As the narrative goes, Bitcoin is supposed to make it easy for criminals to conduct illegal transactions. But the amount of money laundered through Bitcoin is peanuts compared to the multi-trillion dollar network of illegal transactions that pass through traditional banks every year.
According to a report published by the United Nations Office on Drugs and Crime, over trillion dollars are illicitly funneled through the traditional banking system every 365 days. “The Cost of Dirty Money,” a Bloomberg report by Alan Katz, diagrams the complex world of money laundering, featuring a web of banks, fines and prison sentences.
Bad Actors Listed in Bloomberg Report
Financial crimes such as the $65 billion Bernie Madoff Ponzi scheme, in which JPMorgan Chase was fined $2.05 billion, and the Mexican drug smuggling operation, which laundered $378 billion in wire transfers, traveler’s checks and cash transactions through Wachovia Bank, now defunct, are made possible by mechanisms in the traditional banking system.
Deutsche Bank is currently in the hot seat. Appearing before a European Parliament hearing on Monday, Stephen Wilken, the bank’s chief of anti-financial crime and anti-money laundering, spoke on behalf of the bank, which is accused of participating in a massive money laundering operation reportedly instigated by Danish lender Danske Bank. Danske is under investigation for $228 billion in suspicious payments overseen by correspondent bank – Deutsche Bank – from 2007 to 2015.
According to Wilken,
“There are no safe alternatives to correspondent banking.”
Euractiv reports that Wilken says Deutsche cut ties with Danske in October 2015.
“These kinds of contacts usually end when the bank sees a breach of sanctions or there is a lack of transparency in the way the client operates, he explained. This was the case with Danske Bank, but Wilken refused to better explain what happened exactly.

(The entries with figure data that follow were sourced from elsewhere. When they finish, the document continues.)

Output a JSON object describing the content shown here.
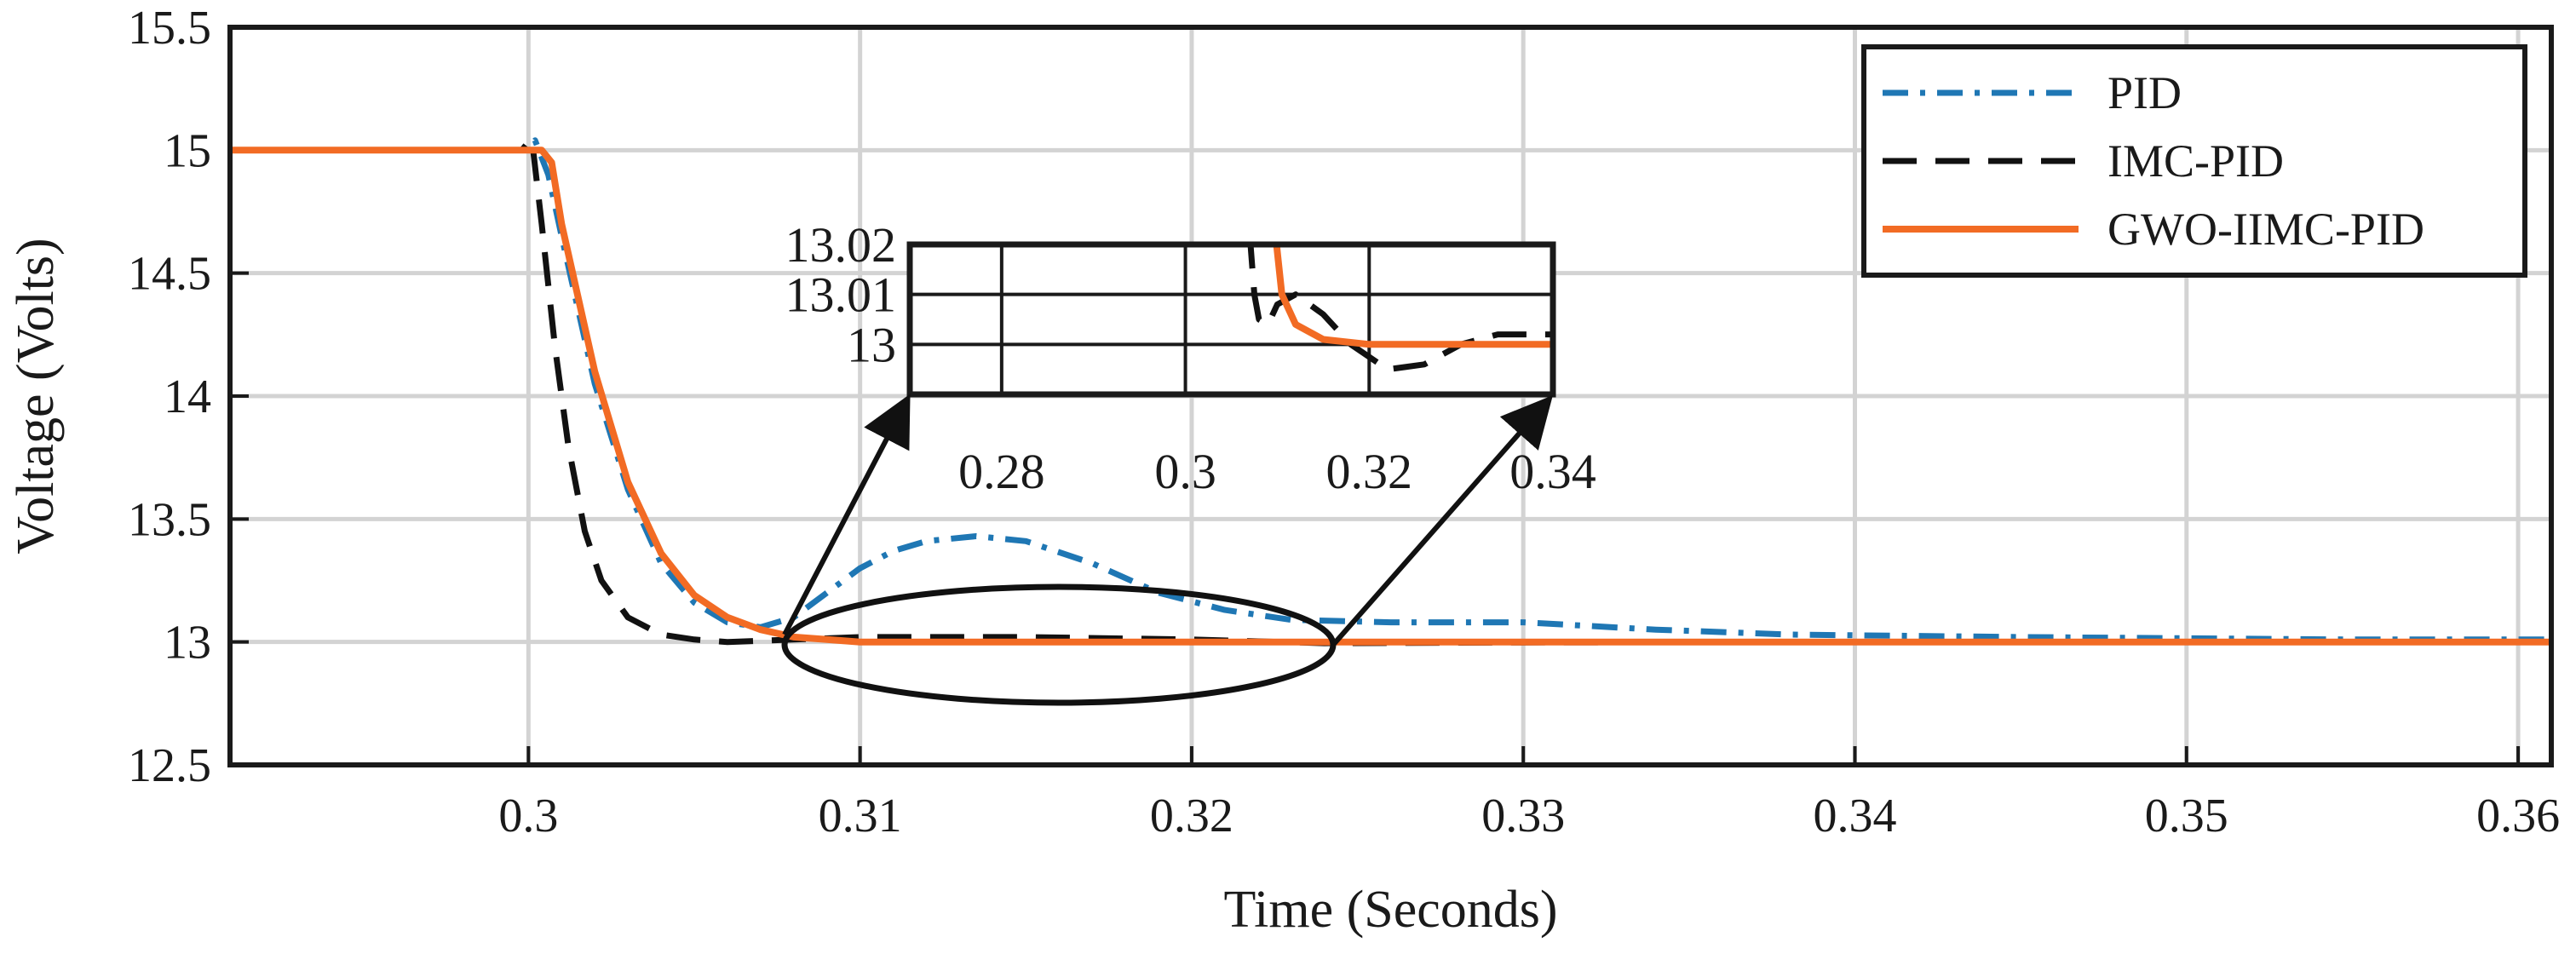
{
  "chart_data": {
    "type": "line",
    "xlabel": "Time (Seconds)",
    "ylabel": "Voltage (Volts)",
    "xlim": [
      0.291,
      0.361
    ],
    "ylim": [
      12.5,
      15.5
    ],
    "xticks": [
      "0.3",
      "0.31",
      "0.32",
      "0.33",
      "0.34",
      "0.35",
      "0.36"
    ],
    "yticks": [
      "12.5",
      "13",
      "13.5",
      "14",
      "14.5",
      "15",
      "15.5"
    ],
    "grid": true,
    "legend_position": "top-right",
    "series": [
      {
        "name": "PID",
        "color": "#1f77b4",
        "style": "dash-dot",
        "points": [
          [
            0.291,
            15.0
          ],
          [
            0.3,
            15.0
          ],
          [
            0.3002,
            15.04
          ],
          [
            0.3006,
            14.9
          ],
          [
            0.301,
            14.65
          ],
          [
            0.302,
            14.05
          ],
          [
            0.303,
            13.62
          ],
          [
            0.304,
            13.32
          ],
          [
            0.305,
            13.16
          ],
          [
            0.306,
            13.08
          ],
          [
            0.307,
            13.06
          ],
          [
            0.308,
            13.1
          ],
          [
            0.309,
            13.2
          ],
          [
            0.31,
            13.3
          ],
          [
            0.311,
            13.37
          ],
          [
            0.312,
            13.41
          ],
          [
            0.3135,
            13.43
          ],
          [
            0.315,
            13.41
          ],
          [
            0.317,
            13.32
          ],
          [
            0.319,
            13.2
          ],
          [
            0.321,
            13.13
          ],
          [
            0.323,
            13.09
          ],
          [
            0.326,
            13.08
          ],
          [
            0.33,
            13.08
          ],
          [
            0.334,
            13.05
          ],
          [
            0.338,
            13.03
          ],
          [
            0.345,
            13.02
          ],
          [
            0.355,
            13.01
          ],
          [
            0.361,
            13.01
          ]
        ]
      },
      {
        "name": "IMC-PID",
        "color": "#111111",
        "style": "dashed",
        "points": [
          [
            0.291,
            15.0
          ],
          [
            0.2998,
            15.0
          ],
          [
            0.3001,
            15.05
          ],
          [
            0.3004,
            14.7
          ],
          [
            0.3008,
            14.2
          ],
          [
            0.3012,
            13.8
          ],
          [
            0.3017,
            13.45
          ],
          [
            0.3022,
            13.25
          ],
          [
            0.303,
            13.1
          ],
          [
            0.304,
            13.03
          ],
          [
            0.305,
            13.01
          ],
          [
            0.306,
            13.0
          ],
          [
            0.308,
            13.01
          ],
          [
            0.31,
            13.02
          ],
          [
            0.315,
            13.02
          ],
          [
            0.32,
            13.01
          ],
          [
            0.324,
            12.995
          ],
          [
            0.33,
            12.998
          ],
          [
            0.34,
            13.0
          ],
          [
            0.361,
            13.0
          ]
        ]
      },
      {
        "name": "GWO-IIMC-PID",
        "color": "#f26b24",
        "style": "solid",
        "points": [
          [
            0.291,
            15.0
          ],
          [
            0.3004,
            15.0
          ],
          [
            0.3007,
            14.95
          ],
          [
            0.301,
            14.7
          ],
          [
            0.302,
            14.1
          ],
          [
            0.303,
            13.65
          ],
          [
            0.304,
            13.36
          ],
          [
            0.305,
            13.19
          ],
          [
            0.306,
            13.1
          ],
          [
            0.307,
            13.05
          ],
          [
            0.308,
            13.02
          ],
          [
            0.309,
            13.01
          ],
          [
            0.31,
            13.0
          ],
          [
            0.361,
            13.0
          ]
        ]
      }
    ],
    "inset": {
      "xlim": [
        0.27,
        0.34
      ],
      "ylim": [
        12.99,
        13.02
      ],
      "xticks": [
        "0.28",
        "0.3",
        "0.32",
        "0.34"
      ],
      "yticks": [
        "13",
        "13.01",
        "13.02"
      ],
      "series": [
        {
          "name": "IMC-PID",
          "points": [
            [
              0.307,
              13.022
            ],
            [
              0.3075,
              13.01
            ],
            [
              0.308,
              13.005
            ],
            [
              0.309,
              13.004
            ],
            [
              0.31,
              13.008
            ],
            [
              0.312,
              13.01
            ],
            [
              0.315,
              13.006
            ],
            [
              0.318,
              13.0
            ],
            [
              0.322,
              12.995
            ],
            [
              0.326,
              12.996
            ],
            [
              0.33,
              13.0
            ],
            [
              0.334,
              13.002
            ],
            [
              0.34,
              13.002
            ]
          ]
        },
        {
          "name": "GWO-IIMC-PID",
          "points": [
            [
              0.3098,
              13.022
            ],
            [
              0.3105,
              13.01
            ],
            [
              0.312,
              13.004
            ],
            [
              0.315,
              13.001
            ],
            [
              0.32,
              13.0
            ],
            [
              0.34,
              13.0
            ]
          ]
        }
      ]
    }
  }
}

As the internal investigation is still ongoing, Wilken said he ‘wouldn’t be able to give details.'”
Bitcoin proponents point out that cryptocurrencies have the power to eradicate financial crimes because they offer verifiable blockchain ledgers that can’t be tampered with or altered by nefarious parties.
Bitcoin opponents, however, point out that online Bitcoin transactions easily facilitated drug and gun purchases on the now-defunct dark web portal Silk Road from 2011 to 2013. More recently, the Wall Street Journal published a report in September 2018 alleging that $9 million in illegal funds had been laundered through Bitcoin over the previous two years.
In spite of a rebuttal to the WSJ report from Erik Voorhees, the CEO of Shapeshift, a US-based crypto-to-crypto exchange, the narrative of Bitcoin as an elixir for money launderers does not stand up, particularly given the evidence of systemic criminal activity in the banking sector.
What has emerged are crypto hacking crimes that have fleeced investors and victimized people, with groups of skilled criminals having stolen over $1 billion in crypto from exchanges.
In terms of privacy, Bitcoin transactions do not have the same inherent anonymity as cash, as each transaction can be traced and tracked on the blockchain. Cash transactions, in comparison, are virtually impossible to trace, since they remain anonymous outside of the two transactors, and have no paper trail.
Once the money hits a targeted bank account, either through a money order or direct deposit, it’s hard for law enforcement to track exactly where the funds came from, who was involved, or what the funds are being used for.
Illicit schemes and trillion-dollar criminal networks aside, people still support banks and still use cash. As for financial crimes, they simply confirm that bad actors exist and will continue to exist, and that they’ll do whatever they need to do and try whatever option is available, from Bitcoin to banks, to keep the cycle going.